We got a friendly welcome back at Crick marina.  They’re a nice bunch.  Harbourmaster Noel was even kind enough not to dwell on the fact that we made a complete pig’s ear of getting into our mooring.  How do you turn right angles into a narrow slot when the wind is blowing down the slot.  Before you can turn the boat you are blown across the entrance sideways on across the backs of the adjacent boats.  The wind there usually blows up and down the marina, which is bad enough, but I lave learned how to deal with that. Yesterday it was blowing across. Something I had not seen before.
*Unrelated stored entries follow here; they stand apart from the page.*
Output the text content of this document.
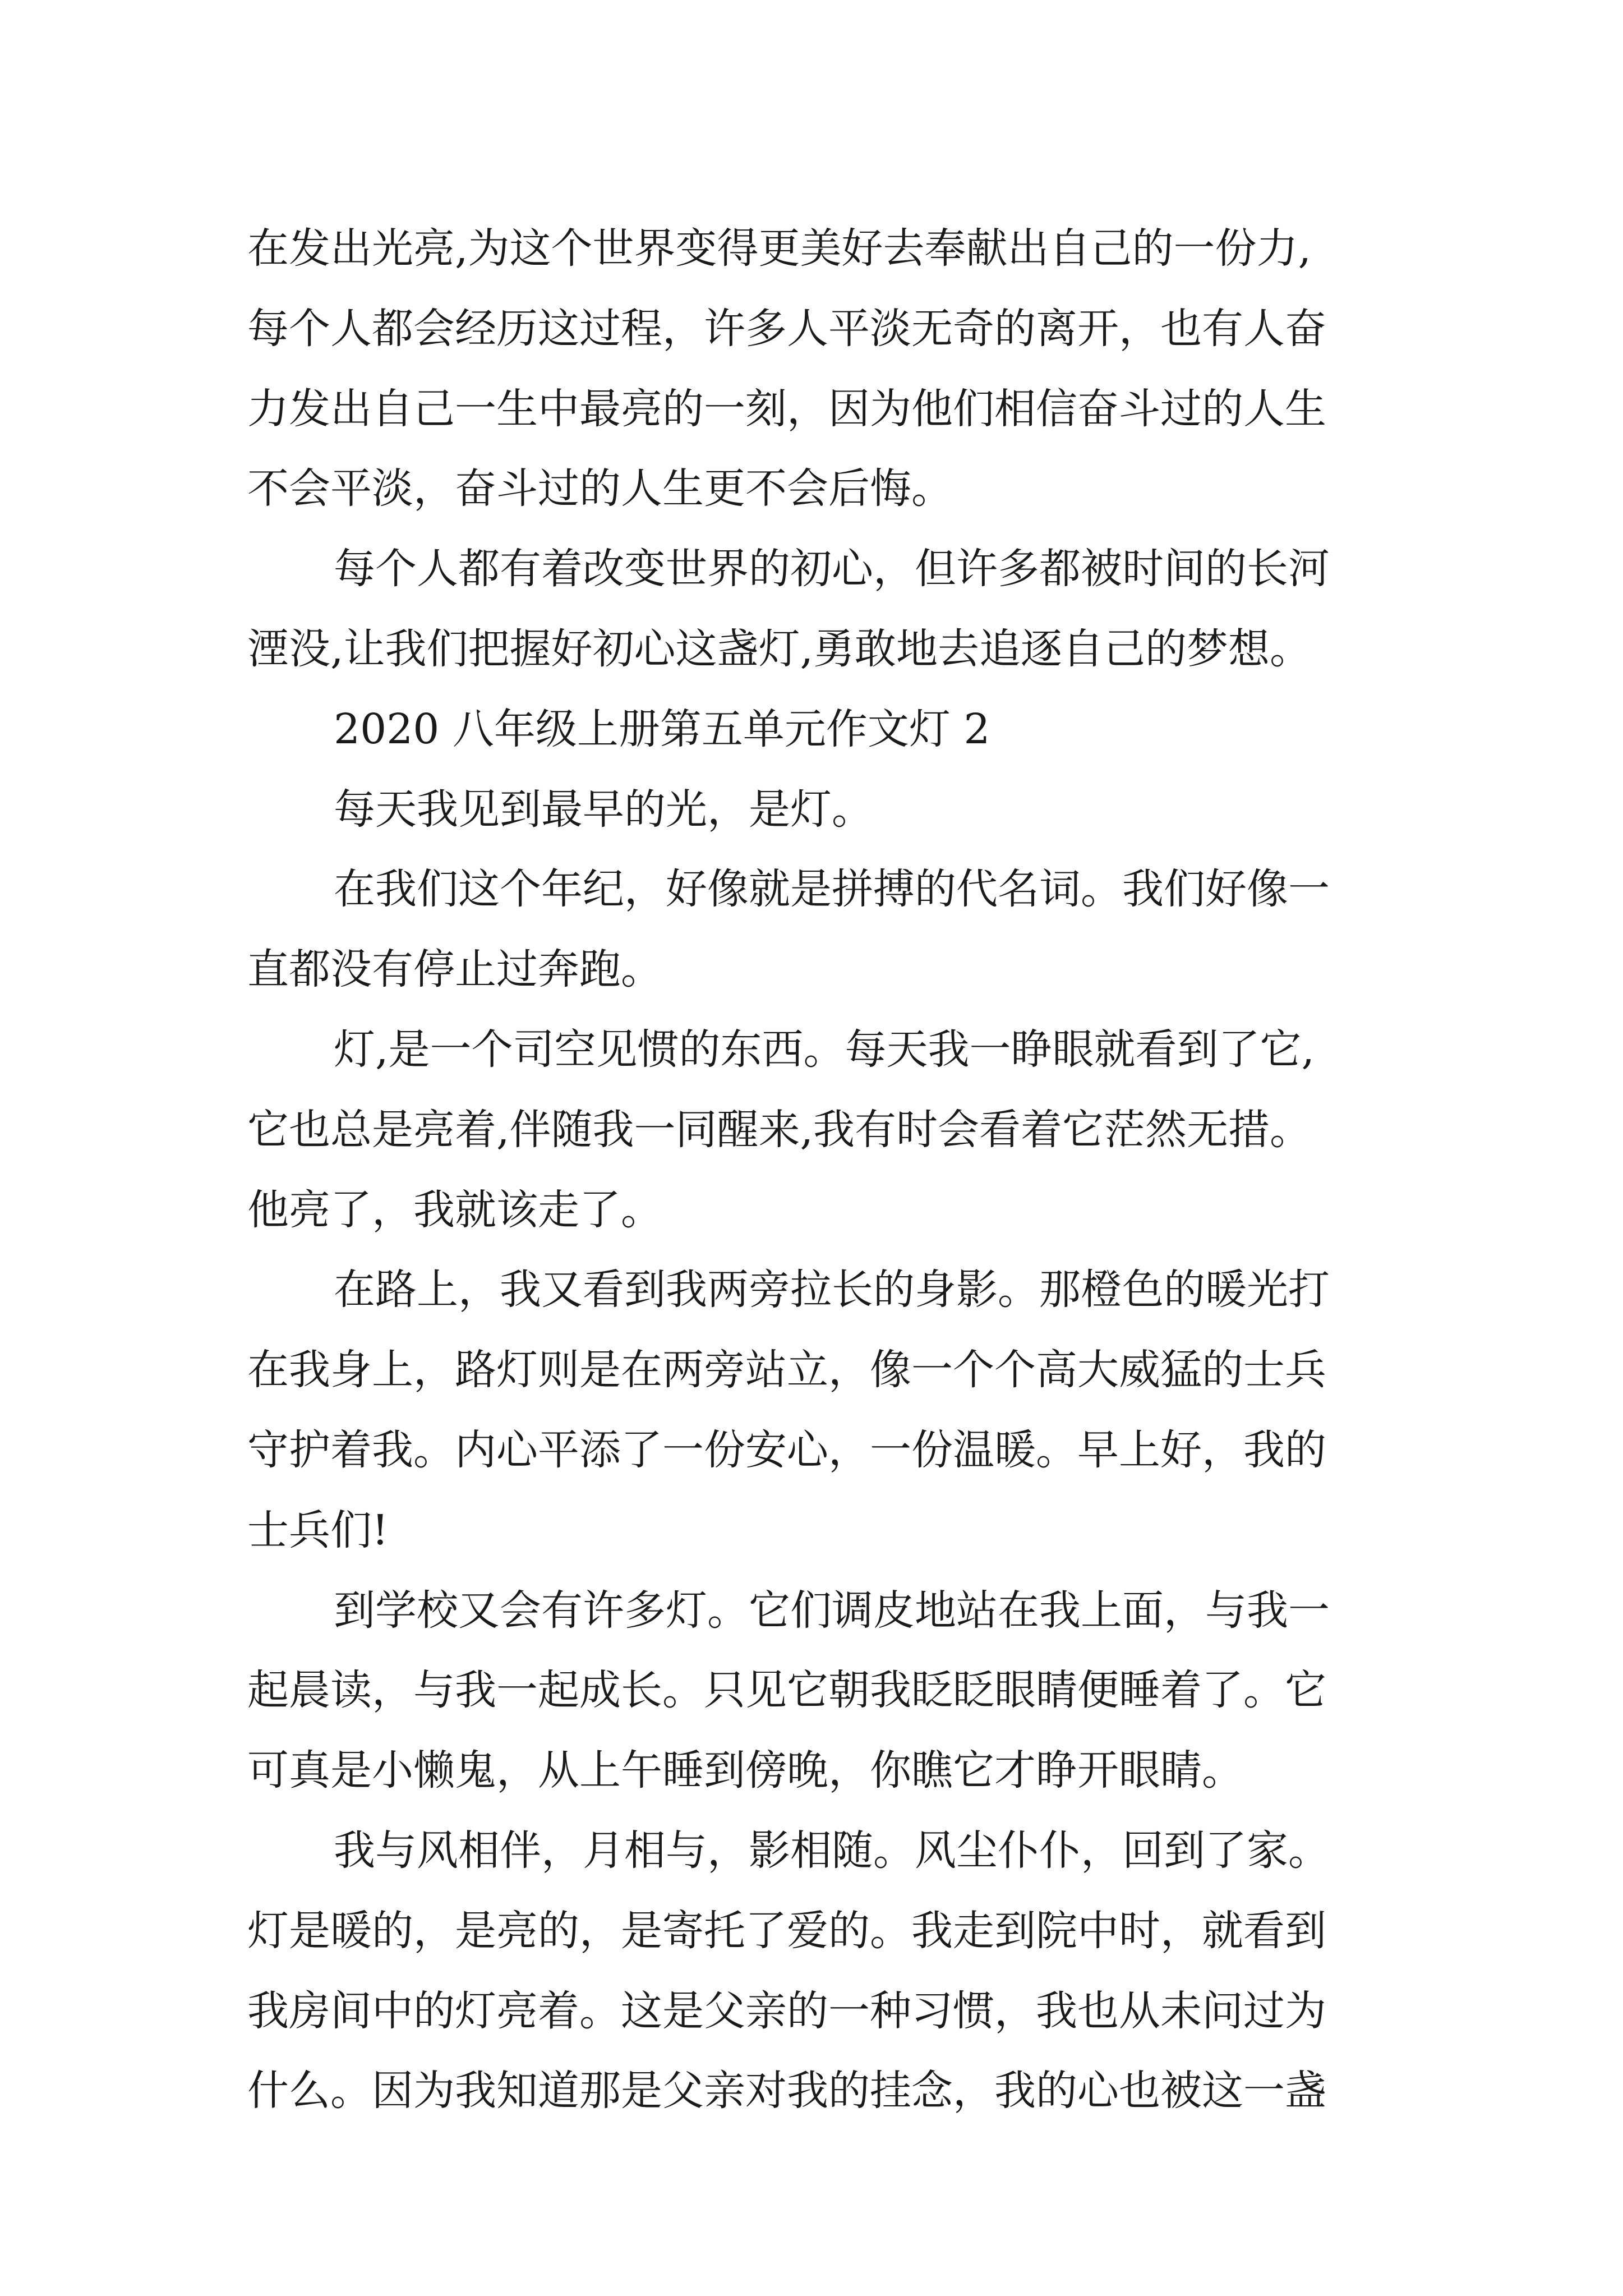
在发出光亮,为这个世界变得更美好去奉献出自己的一份力,
每个人都会经历这过程，许多人平淡无奇的离开，也有人奋
力发出自己一生中最亮的一刻，因为他们相信奋斗过的人生
不会平淡，奋斗过的人生更不会后悔。
每个人都有着改变世界的初心，但许多都被时间的长河
湮没,让我们把握好初心这盏灯,勇敢地去追逐自己的梦想。
2020 八年级上册第五单元作文灯 2
每天我见到最早的光，是灯。
在我们这个年纪，好像就是拼搏的代名词。我们好像一
直都没有停止过奔跑。
灯,是一个司空见惯的东西。每天我一睁眼就看到了它,
它也总是亮着,伴随我一同醒来,我有时会看着它茫然无措。
他亮了，我就该走了。
在路上，我又看到我两旁拉长的身影。那橙色的暖光打
在我身上，路灯则是在两旁站立，像一个个高大威猛的士兵
守护着我。内心平添了一份安心，一份温暖。早上好，我的
士兵们!
到学校又会有许多灯。它们调皮地站在我上面，与我一
起晨读，与我一起成长。只见它朝我眨眨眼睛便睡着了。它
可真是小懒鬼，从上午睡到傍晚，你瞧它才睁开眼睛。
我与风相伴，月相与，影相随。风尘仆仆，回到了家。
灯是暖的，是亮的，是寄托了爱的。我走到院中时，就看到
我房间中的灯亮着。这是父亲的一种习惯，我也从未问过为
什么。因为我知道那是父亲对我的挂念，我的心也被这一盏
Suffice it to say it took several very undignified attempts before we got in.

Oh one last thing.  Some who know him will be sorry to hear that our favourite lock keeper Terry who used to look after Watford staircase locks has hung up his windlass and taken a job on land.  He will be missed, not least by Kath for his aroma. No that is not a euphemism, he genuinely did smell nice using his own secret formula man perfume.  Apparently he is still living on a boat through, at Hillmorton.

I’ve got some more photos to post but that’ll have to wait.  I’ve just found out that the car MoT is out of date so I’m off to get that done before we get nicked.